Em um cenário de incerteza e aumento de riscos, proteção patrimonial deixa de ser custo operacional e passa a integrar decisões estratégicas com impacto direto na atividade econômica
A crescente exposição das empresas a riscos operacionais, financeiros e climáticos tem reposicionado o papel dos seguros corporativos na economia brasileira. Em meio a um ambiente marcado por instabilidade, eventos extremos e pressão sobre margens, a proteção patrimonial deixa de ser uma decisão acessória e passa a ocupar espaço central na estratégia de continuidade dos negócios.
Embora o setor de seguros venha registrando expansão nos últimos anos, especialistas apontam que ainda há um descompasso entre o nível de risco enfrentado pelas empresas e o grau de proteção efetivamente contratado. Na prática, isso significa que uma parcela relevante do setor produtivo opera exposto a perdas que podem comprometer não apenas resultados financeiros, mas a própria sobrevivência das operações.
Para Marcelo Roberto de Souza Sales, corretor de seguros com atuação em soluções corporativas e gestão de grandes riscos, o impacto dessa lacuna vai além das empresas e atinge diretamente a economia.
“Quando uma empresa não está adequadamente protegida, qualquer evento adverso pode gerar efeitos em cadeia. Não estamos falando apenas de prejuízo financeiro, mas de interrupção de atividades, perda de empregos e impacto em toda a cadeia produtiva”, afirma.
Com experiência na estruturação de seguros para empresas de médio e grande porte, Sales destaca que setores como transporte, indústria e comércio são especialmente sensíveis à ausência de planejamento. Riscos como incêndios, acidentes com frotas, falhas operacionais e responsabilidade civil podem gerar perdas expressivas e, em muitos casos, irreversíveis.
“Empresas que não incorporam a gestão de riscos à estratégia acabam reagindo aos problemas, e não se antecipando a eles. O seguro precisa ser visto como um instrumento de estabilidade, capaz de garantir a continuidade mesmo em cenários adversos”, diz.
Além da proteção direta, os seguros corporativos exercem um papel relevante na organização do ambiente econômico. Ao permitir maior previsibilidade financeira, eles contribuem para decisões de investimento, expansão e geração de empregos. Em contrapartida, a ausência dessa proteção amplia a volatilidade e dificulta a recuperação em momentos de crise.

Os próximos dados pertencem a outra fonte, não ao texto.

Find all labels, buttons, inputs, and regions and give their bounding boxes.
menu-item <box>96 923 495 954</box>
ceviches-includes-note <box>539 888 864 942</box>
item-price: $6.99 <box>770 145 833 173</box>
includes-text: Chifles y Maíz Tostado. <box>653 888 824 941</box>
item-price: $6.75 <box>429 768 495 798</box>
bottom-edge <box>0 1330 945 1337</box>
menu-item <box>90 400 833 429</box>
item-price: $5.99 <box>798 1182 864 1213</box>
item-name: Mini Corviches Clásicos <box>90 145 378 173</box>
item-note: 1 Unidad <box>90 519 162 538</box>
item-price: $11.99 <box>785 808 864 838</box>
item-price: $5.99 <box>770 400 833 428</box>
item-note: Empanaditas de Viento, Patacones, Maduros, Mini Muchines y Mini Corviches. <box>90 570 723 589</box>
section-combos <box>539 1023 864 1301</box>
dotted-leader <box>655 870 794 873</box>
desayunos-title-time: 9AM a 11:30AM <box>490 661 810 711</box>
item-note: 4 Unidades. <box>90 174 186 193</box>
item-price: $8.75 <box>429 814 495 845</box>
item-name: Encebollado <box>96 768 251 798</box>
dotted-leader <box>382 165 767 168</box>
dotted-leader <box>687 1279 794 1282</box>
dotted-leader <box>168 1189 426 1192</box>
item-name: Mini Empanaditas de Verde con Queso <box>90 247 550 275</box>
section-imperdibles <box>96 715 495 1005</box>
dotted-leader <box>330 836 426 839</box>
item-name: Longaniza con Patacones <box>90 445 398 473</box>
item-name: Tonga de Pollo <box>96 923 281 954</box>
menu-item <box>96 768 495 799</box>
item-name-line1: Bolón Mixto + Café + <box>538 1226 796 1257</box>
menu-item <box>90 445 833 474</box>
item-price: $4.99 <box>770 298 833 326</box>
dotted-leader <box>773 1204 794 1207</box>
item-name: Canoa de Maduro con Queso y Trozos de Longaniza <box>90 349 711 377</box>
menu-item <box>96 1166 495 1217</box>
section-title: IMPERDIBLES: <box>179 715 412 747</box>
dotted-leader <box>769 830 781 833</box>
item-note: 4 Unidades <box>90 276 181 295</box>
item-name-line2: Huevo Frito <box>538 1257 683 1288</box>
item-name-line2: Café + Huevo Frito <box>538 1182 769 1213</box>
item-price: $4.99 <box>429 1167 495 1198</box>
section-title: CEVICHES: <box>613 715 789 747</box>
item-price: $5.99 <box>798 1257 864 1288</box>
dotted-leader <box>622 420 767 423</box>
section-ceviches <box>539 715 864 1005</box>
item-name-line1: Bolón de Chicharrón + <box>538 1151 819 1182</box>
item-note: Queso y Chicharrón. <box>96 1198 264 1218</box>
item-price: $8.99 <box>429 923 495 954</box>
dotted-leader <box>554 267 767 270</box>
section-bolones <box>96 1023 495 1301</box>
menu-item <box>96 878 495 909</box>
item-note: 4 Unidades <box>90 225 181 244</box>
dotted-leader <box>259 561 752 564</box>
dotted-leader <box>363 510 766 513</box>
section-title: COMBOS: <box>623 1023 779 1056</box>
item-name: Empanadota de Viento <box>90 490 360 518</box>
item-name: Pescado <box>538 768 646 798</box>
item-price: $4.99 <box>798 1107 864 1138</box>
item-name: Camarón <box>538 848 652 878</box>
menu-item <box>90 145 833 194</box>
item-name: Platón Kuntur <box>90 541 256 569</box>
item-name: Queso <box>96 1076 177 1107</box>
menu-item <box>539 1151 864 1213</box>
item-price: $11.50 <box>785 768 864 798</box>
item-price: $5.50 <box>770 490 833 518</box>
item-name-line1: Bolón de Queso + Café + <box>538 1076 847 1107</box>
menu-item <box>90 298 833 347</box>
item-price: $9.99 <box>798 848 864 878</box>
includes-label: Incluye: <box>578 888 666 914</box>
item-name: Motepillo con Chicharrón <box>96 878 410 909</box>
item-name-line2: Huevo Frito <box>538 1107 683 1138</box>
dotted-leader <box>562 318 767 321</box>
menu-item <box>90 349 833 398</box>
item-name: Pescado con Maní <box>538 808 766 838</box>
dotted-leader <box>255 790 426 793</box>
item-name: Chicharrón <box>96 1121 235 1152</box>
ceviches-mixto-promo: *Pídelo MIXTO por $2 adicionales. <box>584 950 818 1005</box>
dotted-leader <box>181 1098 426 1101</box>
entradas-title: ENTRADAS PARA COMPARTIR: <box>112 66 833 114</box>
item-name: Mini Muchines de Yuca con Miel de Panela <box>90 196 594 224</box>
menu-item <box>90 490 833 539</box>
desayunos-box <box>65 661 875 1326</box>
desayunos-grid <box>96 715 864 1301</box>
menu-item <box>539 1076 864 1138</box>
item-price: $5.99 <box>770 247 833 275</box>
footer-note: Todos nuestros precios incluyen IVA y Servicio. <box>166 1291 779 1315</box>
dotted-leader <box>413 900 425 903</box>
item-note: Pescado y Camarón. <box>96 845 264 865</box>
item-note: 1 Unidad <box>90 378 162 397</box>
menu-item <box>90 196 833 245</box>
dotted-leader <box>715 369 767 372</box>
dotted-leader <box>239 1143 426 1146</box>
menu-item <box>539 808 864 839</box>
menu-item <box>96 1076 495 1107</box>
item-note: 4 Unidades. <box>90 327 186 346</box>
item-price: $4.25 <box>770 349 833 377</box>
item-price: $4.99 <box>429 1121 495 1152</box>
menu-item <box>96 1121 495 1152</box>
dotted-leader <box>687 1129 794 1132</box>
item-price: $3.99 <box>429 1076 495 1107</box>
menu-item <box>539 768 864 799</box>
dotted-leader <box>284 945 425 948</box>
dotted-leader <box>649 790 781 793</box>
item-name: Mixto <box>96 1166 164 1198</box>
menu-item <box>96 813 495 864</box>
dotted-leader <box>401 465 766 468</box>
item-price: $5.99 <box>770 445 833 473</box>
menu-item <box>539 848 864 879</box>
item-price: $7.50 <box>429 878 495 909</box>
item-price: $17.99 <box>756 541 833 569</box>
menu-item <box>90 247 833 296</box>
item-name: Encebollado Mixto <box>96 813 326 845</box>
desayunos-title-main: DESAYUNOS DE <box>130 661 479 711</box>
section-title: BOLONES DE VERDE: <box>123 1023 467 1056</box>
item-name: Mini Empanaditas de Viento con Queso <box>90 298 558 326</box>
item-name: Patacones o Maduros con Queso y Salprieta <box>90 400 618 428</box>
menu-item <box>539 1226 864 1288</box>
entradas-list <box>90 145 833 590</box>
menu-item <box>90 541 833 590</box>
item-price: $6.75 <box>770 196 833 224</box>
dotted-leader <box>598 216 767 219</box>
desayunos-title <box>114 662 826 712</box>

Outro ponto central é a personalização das soluções. Segundo especialistas, a complexidade das operações empresariais exige uma abordagem consultiva, baseada na análise detalhada dos riscos e na estruturação de apólices compatíveis com a realidade de cada negócio.
“Não existe solução padronizada. Cada empresa apresenta um nível de exposição a riscos distinto, e o trabalho técnico do corretor consiste justamente em identificar essas vulnerabilidades e estruturar soluções de proteção adequadas e eficientes. Esse processo envolve desde a análise criteriosa de riscos até o acompanhamento especializado no momento do sinistro”, afirma Sales.

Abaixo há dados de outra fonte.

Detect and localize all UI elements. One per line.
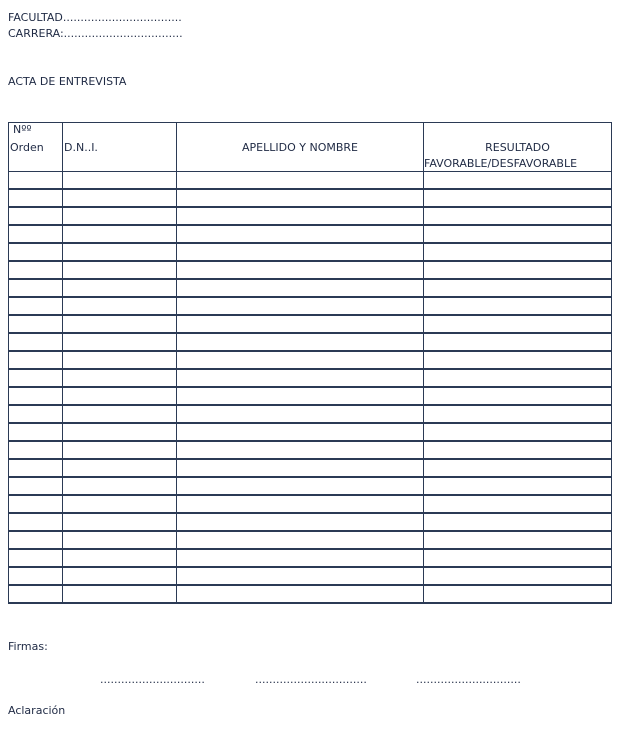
orden-cell bbox=[9, 370, 63, 388]
dni-cell bbox=[63, 370, 177, 388]
table-row bbox=[9, 532, 612, 550]
dni-cell bbox=[63, 550, 177, 568]
table-row bbox=[9, 172, 612, 190]
resultado-cell bbox=[424, 244, 612, 262]
orden-cell bbox=[9, 460, 63, 478]
dni-cell bbox=[63, 514, 177, 532]
resultado-cell bbox=[424, 532, 612, 550]
nombre-cell bbox=[177, 496, 424, 514]
nombre-cell bbox=[177, 424, 424, 442]
facultad-field: FACULTAD.................................. bbox=[8, 11, 182, 24]
nombre-cell bbox=[177, 190, 424, 208]
resultado-cell bbox=[424, 208, 612, 226]
resultado-cell bbox=[424, 550, 612, 568]
resultado-cell bbox=[424, 172, 612, 190]
orden-cell bbox=[9, 226, 63, 244]
orden-cell bbox=[9, 172, 63, 190]
table-row bbox=[9, 424, 612, 442]
table-row bbox=[9, 352, 612, 370]
resultado-cell bbox=[424, 262, 612, 280]
resultado-cell bbox=[424, 514, 612, 532]
dni-cell bbox=[63, 208, 177, 226]
resultado-cell bbox=[424, 316, 612, 334]
resultado-cell bbox=[424, 298, 612, 316]
resultado-cell bbox=[424, 406, 612, 424]
orden-cell bbox=[9, 406, 63, 424]
header-resultado-label: RESULTADO bbox=[485, 141, 550, 154]
table-row bbox=[9, 586, 612, 604]
aclaracion-label: Aclaración bbox=[8, 704, 66, 717]
header-orden bbox=[9, 123, 63, 172]
dni-cell bbox=[63, 280, 177, 298]
orden-cell bbox=[9, 334, 63, 352]
resultado-cell bbox=[424, 460, 612, 478]
table-row bbox=[9, 406, 612, 424]
header-dni bbox=[63, 123, 177, 172]
nombre-cell bbox=[177, 298, 424, 316]
orden-cell bbox=[9, 280, 63, 298]
table-row bbox=[9, 442, 612, 460]
dni-cell bbox=[63, 352, 177, 370]
orden-cell bbox=[9, 568, 63, 586]
nombre-cell bbox=[177, 406, 424, 424]
orden-cell bbox=[9, 478, 63, 496]
nombre-cell bbox=[177, 226, 424, 244]
resultado-cell bbox=[424, 352, 612, 370]
resultado-cell bbox=[424, 190, 612, 208]
resultado-cell bbox=[424, 478, 612, 496]
table-row bbox=[9, 478, 612, 496]
resultado-cell bbox=[424, 568, 612, 586]
header-nombre-label: APELLIDO Y NOMBRE bbox=[242, 141, 358, 154]
dni-cell bbox=[63, 226, 177, 244]
dni-cell bbox=[63, 262, 177, 280]
dni-cell bbox=[63, 388, 177, 406]
header-resultado bbox=[424, 123, 612, 172]
table-row bbox=[9, 370, 612, 388]
nombre-cell bbox=[177, 460, 424, 478]
orden-cell bbox=[9, 262, 63, 280]
orden-cell bbox=[9, 298, 63, 316]
signature-line-3: .............................. bbox=[416, 673, 521, 686]
orden-cell bbox=[9, 496, 63, 514]
table-row bbox=[9, 388, 612, 406]
resultado-cell bbox=[424, 334, 612, 352]
resultado-cell bbox=[424, 388, 612, 406]
orden-cell bbox=[9, 532, 63, 550]
orden-cell bbox=[9, 550, 63, 568]
orden-cell bbox=[9, 244, 63, 262]
firmas-label: Firmas: bbox=[8, 640, 48, 653]
table-row bbox=[9, 496, 612, 514]
nombre-cell bbox=[177, 352, 424, 370]
dni-cell bbox=[63, 406, 177, 424]
dni-cell bbox=[63, 190, 177, 208]
table-row bbox=[9, 226, 612, 244]
nombre-cell bbox=[177, 532, 424, 550]
nombre-cell bbox=[177, 388, 424, 406]
table-row bbox=[9, 460, 612, 478]
nombre-cell bbox=[177, 586, 424, 604]
dni-cell bbox=[63, 424, 177, 442]
dni-cell bbox=[63, 244, 177, 262]
nombre-cell bbox=[177, 550, 424, 568]
carrera-field: CARRERA:.................................. bbox=[8, 27, 183, 40]
signature-line-1: .............................. bbox=[100, 673, 205, 686]
table-row bbox=[9, 208, 612, 226]
nombre-cell bbox=[177, 280, 424, 298]
orden-cell bbox=[9, 442, 63, 460]
dni-cell bbox=[63, 316, 177, 334]
table-row bbox=[9, 190, 612, 208]
dni-cell bbox=[63, 298, 177, 316]
orden-cell bbox=[9, 208, 63, 226]
dni-cell bbox=[63, 586, 177, 604]
resultado-cell bbox=[424, 496, 612, 514]
table-header-row bbox=[9, 123, 612, 172]
nombre-cell bbox=[177, 478, 424, 496]
resultado-cell bbox=[424, 280, 612, 298]
nombre-cell bbox=[177, 172, 424, 190]
nombre-cell bbox=[177, 262, 424, 280]
header-resultado-options: FAVORABLE/DESFAVORABLE bbox=[424, 157, 578, 170]
nombre-cell bbox=[177, 568, 424, 586]
dni-cell bbox=[63, 532, 177, 550]
nombre-cell bbox=[177, 208, 424, 226]
header-dni-label: D.N..I. bbox=[64, 141, 98, 154]
orden-cell bbox=[9, 388, 63, 406]
orden-cell bbox=[9, 514, 63, 532]
orden-cell bbox=[9, 424, 63, 442]
table-body bbox=[9, 172, 612, 604]
orden-cell bbox=[9, 316, 63, 334]
orden-cell bbox=[9, 352, 63, 370]
orden-cell bbox=[9, 190, 63, 208]
table-row bbox=[9, 550, 612, 568]
resultado-cell bbox=[424, 370, 612, 388]
table-row bbox=[9, 298, 612, 316]
dni-cell bbox=[63, 334, 177, 352]
nombre-cell bbox=[177, 316, 424, 334]
dni-cell bbox=[63, 496, 177, 514]
nombre-cell bbox=[177, 244, 424, 262]
nombre-cell bbox=[177, 334, 424, 352]
document-title: ACTA DE ENTREVISTA bbox=[8, 75, 127, 88]
dni-cell bbox=[63, 460, 177, 478]
nombre-cell bbox=[177, 442, 424, 460]
header-nombre bbox=[177, 123, 424, 172]
dni-cell bbox=[63, 172, 177, 190]
orden-cell bbox=[9, 586, 63, 604]
table-row bbox=[9, 334, 612, 352]
interview-table bbox=[8, 122, 612, 604]
table-row bbox=[9, 514, 612, 532]
header-orden-number-label: Nºº bbox=[13, 123, 32, 136]
table-row bbox=[9, 262, 612, 280]
header-orden-label: Orden bbox=[10, 141, 44, 154]
nombre-cell bbox=[177, 514, 424, 532]
signature-line-2: ................................ bbox=[255, 673, 367, 686]
dni-cell bbox=[63, 442, 177, 460]
dni-cell bbox=[63, 478, 177, 496]
resultado-cell bbox=[424, 424, 612, 442]
resultado-cell bbox=[424, 442, 612, 460]
table-row bbox=[9, 244, 612, 262]
dni-cell bbox=[63, 568, 177, 586]
table-row bbox=[9, 280, 612, 298]
resultado-cell bbox=[424, 226, 612, 244]
table-row bbox=[9, 568, 612, 586]
nombre-cell bbox=[177, 370, 424, 388]
table-row bbox=[9, 316, 612, 334]
resultado-cell bbox=[424, 586, 612, 604]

A gestão de grandes riscos, como frotas, seguros patrimoniais e vida em grupo, também tem ganhado relevância, especialmente em empresas com maior número de colaboradores e operações distribuídas. Nesses casos, a ausência de cobertura adequada pode comprometer tanto a operação quanto o ambiente interno, afetando diretamente a segurança e a confiança dos funcionários.
Para Sales, o desafio no Brasil ainda passa por uma mudança de mentalidade. “Muitas empresas ainda enxergam o seguro como despesa. No entanto, na prática, ele representa um dos pilares da sustentabilidade do negócio. Sem essa proteção, a empresa fica vulnerável e perde capacidade diante de sinistros, que podem comprometer sua continuidade operacional e financeira.”
O avanço da agenda de gestão de riscos também está associado à profissionalização das empresas e ao aumento da exigência por governança. Investidores, parceiros e instituições financeiras tendem a valorizar organizações que demonstram maior controle sobre suas vulnerabilidades e capacidade de resposta a eventos adversos.
Nesse contexto, o seguro corporativo deixa de ser apenas um mecanismo de transferência de risco e passa a atuar como elemento estruturante da atividade econômica. Ao garantir liquidez em momentos críticos e permitir a retomada das operações, ele contribui para a estabilidade do mercado e para a proteção de empregos.
Em um país onde pequenas e médias empresas representam a maior parte da geração de renda, a ampliação do acesso a soluções de proteção patrimonial e financeira se torna um fator relevante para o desenvolvimento econômico.
“Proteger empresas é preservar a dinâmica econômica. Quando o empresário tem segurança para operar, investir e expandir, toda a sociedade se beneficia. O seguro se consolida como um instrumento técnico, ainda que muitas vezes silencioso, essencial para garantir a continuidade dos negócios diante de sinistros”, conclui Sales.